Regulator and construction lobby’s contractors’ registry is illegal – Ombudsman
Ombudsman decries BRO’s involvement in MDA initiative and refers case to Prime Minister
An agreement between the Building Regulation Office and the Malta Developers Association to compile a registry of contractors published in 2019 was illegal according to Planning Ombudsman Alan Saliba.
The Ombudsman called on the Building Regulation Office to immediately remove adverts on the media in which it was promoting the register of contractors compiled by the Malta Developers Association, and called on the BRO to compile its own register.
This emerges from the case notes which document the main cases tackled by the Ombudsman in 2019.
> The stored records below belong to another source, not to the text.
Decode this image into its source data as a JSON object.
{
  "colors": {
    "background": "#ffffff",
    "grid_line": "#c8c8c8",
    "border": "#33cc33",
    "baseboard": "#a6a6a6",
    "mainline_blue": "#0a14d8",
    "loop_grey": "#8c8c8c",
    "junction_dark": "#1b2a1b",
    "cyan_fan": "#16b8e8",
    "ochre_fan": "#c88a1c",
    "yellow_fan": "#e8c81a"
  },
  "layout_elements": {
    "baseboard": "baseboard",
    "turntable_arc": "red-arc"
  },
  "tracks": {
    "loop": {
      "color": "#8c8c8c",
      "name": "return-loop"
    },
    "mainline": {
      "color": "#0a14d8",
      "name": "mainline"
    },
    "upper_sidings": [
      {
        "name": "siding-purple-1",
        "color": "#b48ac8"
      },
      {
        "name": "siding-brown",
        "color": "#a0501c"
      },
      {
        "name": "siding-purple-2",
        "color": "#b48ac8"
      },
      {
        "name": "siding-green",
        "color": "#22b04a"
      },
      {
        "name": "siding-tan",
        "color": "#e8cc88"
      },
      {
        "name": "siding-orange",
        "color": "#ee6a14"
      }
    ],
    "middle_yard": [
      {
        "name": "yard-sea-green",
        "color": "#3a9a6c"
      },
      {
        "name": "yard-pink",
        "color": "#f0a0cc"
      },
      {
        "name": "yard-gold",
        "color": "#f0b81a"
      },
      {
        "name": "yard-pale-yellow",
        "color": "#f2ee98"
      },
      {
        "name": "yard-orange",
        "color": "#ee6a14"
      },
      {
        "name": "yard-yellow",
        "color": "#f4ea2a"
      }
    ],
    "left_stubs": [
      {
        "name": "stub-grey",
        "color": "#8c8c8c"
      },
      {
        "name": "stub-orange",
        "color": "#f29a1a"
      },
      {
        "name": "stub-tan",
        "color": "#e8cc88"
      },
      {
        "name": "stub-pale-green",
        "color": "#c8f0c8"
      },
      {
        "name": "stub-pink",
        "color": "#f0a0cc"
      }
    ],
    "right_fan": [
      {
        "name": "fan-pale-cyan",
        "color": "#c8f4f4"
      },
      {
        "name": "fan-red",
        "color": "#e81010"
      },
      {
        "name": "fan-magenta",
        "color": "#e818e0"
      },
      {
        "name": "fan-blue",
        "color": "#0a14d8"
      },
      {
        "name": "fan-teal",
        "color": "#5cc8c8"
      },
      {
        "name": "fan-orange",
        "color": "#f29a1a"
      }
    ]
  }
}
The National Contractors Registry was set up in July 2019, in a joint initiative with the Building Regulation Office, and includes details about all contractors currently operating in Malta, including those carrying out excavation and demolition, as well as bricklayers and builders.
More than 600 contractors registered themselves with the Malta Developers Association (MDA).
When faced with the investigation of the Ombudsman, the BRO tried to evade scrutiny by claiming that the Planning Ombudsman only has jurisdiction on the workings of the Planning Authority and the Environment and Resources Authority, according to the Ombudsman Act.
Subsequently the commissioner informed the BRO that as a government entity that falls within the remit of the Ombudsman, the case was delegated to the Commissioner for Environment and Planning in terms of the Ombudsman Act, as has been done during the past seven years.
The BRO replied that it reached an understanding with the MDA to draw up a list of industry operators who are willing to “voluntarily submit their details” for onward publication, in order to take stock of the current situation, insisting that there is nothing at law which prohibits such an initiative and that a register as established by law would be compiled at a later stage.
But the Ombudsman concluded that the MDA did not require the blessing of the BRO in order to compile this register, and that the agreement between the BRO and the MDA was against the law which states that the same register must be compiled by the BRO.
“Furthermore, the law does prohibit the involvement of the BRO in such a register being compiled by a third-party so much so that the law does not only list who may delegate such functions (that is, the Minister) but also onto whom these functions maybe delegated (that is any other Government department or body corporate established by law which the MDA does not form part of)”.
After the BRO failed to reply the case was referred to the Prime Minister and subsequently also to the House of Representatives.